Koordinator SKAK-MALUT-JKT, M. Reza A Syadik
Jakarta, ST - Sentral Koalisi Anti Korupsi Maluku Utara Jakarta (SKAK-MALUT-JKT) mendesak KPK segera menuntaskan kasus suap jual beli jabatan, proyek pengadaan barang dan jasa, serta mafia perizinan tambang di Provinsi Maluku Utara.
SKAK-MALUT-JKT juga menyoroti mandeknya proses hukum terhadap para pemberi suap yang namanya sudah disebut jelas dalam surat dakwaan.
Koordinator SKAK-MALUT-JKT, M. Reza A Syadik, kepada awak media, menegaskan bahwa pihaknya menolak lupa pada praktik korupsi yang merugikan daerah. Ia meminta KPK segera menetapkan tersangka terhadap pihak-pihak yang disebut memberikan uang kepada pejabat pemerintah.
“Tangkap para pemberi suap! Silvester Andreas, Jamaludin Uwa, dan Samsuddin Abdul Kadir. Nama-nama mereka disebut gamblang dalam surat dakwaan KPK, tapi belum ada proses hukum lebih lanjut sampai sekarang,” kata Reza, Minggu, (11/05/2025).
Reza menyebutkan, dalam surat dakwaan KPK Nomor: 51/TUT.01.04/24/05/2024, disebutkan bahwa, Silvester Andreas memberikan uang sebesar Rp500 juta dalam pecahan dolar Singapura kepada terdakwa, di Pacific Place dan Hotel Bidakara Jakarta pada 2020–2021.
Sementara, Jamaludin Uwa memberikan Rp1 miliar tunai kepada terdakwa di Bank Maluku Utara, Ternate, pada 15 Desember 2023.

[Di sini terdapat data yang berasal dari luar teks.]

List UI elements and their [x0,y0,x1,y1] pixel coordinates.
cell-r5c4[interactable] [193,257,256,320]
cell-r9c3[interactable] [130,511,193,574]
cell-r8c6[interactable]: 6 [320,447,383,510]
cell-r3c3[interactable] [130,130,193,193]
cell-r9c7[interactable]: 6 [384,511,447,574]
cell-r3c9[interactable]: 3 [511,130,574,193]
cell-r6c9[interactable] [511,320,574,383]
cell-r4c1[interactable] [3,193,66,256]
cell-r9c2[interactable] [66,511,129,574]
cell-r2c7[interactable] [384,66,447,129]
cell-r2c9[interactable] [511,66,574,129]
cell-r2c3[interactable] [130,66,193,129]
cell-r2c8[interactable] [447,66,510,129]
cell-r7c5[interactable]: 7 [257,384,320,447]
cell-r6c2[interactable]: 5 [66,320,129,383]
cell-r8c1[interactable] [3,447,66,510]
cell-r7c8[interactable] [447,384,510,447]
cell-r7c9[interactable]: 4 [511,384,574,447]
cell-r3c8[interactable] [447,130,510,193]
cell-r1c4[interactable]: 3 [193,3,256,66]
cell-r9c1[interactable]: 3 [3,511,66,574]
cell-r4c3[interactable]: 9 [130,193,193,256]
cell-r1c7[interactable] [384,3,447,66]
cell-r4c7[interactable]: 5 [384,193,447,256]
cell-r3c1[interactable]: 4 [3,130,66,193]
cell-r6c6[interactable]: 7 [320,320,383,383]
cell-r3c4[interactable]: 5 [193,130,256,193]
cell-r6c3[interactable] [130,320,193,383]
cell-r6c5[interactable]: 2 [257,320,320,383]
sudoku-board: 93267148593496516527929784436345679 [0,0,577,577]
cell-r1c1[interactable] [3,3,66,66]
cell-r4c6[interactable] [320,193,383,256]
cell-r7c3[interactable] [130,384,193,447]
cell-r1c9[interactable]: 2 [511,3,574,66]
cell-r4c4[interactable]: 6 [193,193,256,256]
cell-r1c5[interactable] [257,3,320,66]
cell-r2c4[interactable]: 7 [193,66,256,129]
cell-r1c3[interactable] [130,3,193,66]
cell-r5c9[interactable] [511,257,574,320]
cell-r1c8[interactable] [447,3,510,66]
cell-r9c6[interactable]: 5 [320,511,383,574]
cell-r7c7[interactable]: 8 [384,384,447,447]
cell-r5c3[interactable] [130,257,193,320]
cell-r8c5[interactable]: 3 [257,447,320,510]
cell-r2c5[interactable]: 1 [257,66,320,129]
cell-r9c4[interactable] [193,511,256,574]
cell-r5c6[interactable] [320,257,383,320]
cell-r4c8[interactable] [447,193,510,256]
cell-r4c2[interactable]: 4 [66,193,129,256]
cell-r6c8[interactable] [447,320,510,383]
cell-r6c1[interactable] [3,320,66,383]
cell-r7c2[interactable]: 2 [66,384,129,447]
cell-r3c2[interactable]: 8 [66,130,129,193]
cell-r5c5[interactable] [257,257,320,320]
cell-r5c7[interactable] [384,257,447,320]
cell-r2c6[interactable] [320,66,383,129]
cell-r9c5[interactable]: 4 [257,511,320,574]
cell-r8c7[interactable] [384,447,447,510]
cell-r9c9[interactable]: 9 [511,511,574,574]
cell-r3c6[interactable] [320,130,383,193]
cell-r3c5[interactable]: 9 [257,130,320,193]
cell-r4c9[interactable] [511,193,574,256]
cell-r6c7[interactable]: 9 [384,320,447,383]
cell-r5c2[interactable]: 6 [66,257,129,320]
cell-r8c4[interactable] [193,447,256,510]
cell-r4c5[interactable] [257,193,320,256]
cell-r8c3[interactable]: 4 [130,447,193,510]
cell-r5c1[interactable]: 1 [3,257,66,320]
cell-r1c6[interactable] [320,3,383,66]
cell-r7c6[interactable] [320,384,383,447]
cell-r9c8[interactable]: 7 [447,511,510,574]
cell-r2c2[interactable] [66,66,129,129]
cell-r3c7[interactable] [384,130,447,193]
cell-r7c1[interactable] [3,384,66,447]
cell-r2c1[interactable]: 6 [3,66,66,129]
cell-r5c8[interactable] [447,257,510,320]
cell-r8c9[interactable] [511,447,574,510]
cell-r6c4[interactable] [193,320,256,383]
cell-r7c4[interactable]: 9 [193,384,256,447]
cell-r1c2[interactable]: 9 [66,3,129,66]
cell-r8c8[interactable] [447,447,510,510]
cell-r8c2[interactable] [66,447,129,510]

Sedangkan, Samsuddin Abdul Kadir, mantan Sekda Malut, memberikan Rp420 juta di Kantor Gubernur Malut sekitar 2019–2020.
Reza menambahkan, pasca-OTT KPK 2023, sejumlah pejabat telah ditetapkan sebagai tersangka, di antaranya Kadis Perkim Adnan Hasanudin, Kadis PUPR Daud Ismail, Kepala BPPBJ Ridwan Arsan, ajudan gubernur Ramadhan Ibrahim, serta dua pihak swasta, Stevi Thomas dan Kristian Wuisan.
“Kalau pelaku penerima suap bisa diproses, kenapa yang memberi suap belum disentuh? Ini pertanyaan besar bagi publik Maluku Utara,” ujar Reza.
Olehnya itu, Reza menegaskan, SKAK-MALUT-JKT akan mendatangi KPK pada Rabu, 14 Mei 2025 untuk menyerahkan kembali salinan dakwaan tersebut. Mereka mendesak pimpinan baru KPK, Setyo Budiyanto, menjadikan kasus ini prioritas penegakan hukum.
"Ingat bahwa skandal TPPU itu melibatkan banyak orang, angka 109 Milyar bukan jumlah yang sedikit lo," cecar Koordinator SKAK-MALUT-JKT.
“Kami masih datang dengan niat baik. Tapi kalau tetap tidak ada tindakan, demonstrasi besar akan jadi pilihan. Ini soal harga diri sopremasi penegakan hukum di Indonesia,” tegas Reza. (Tim/Red).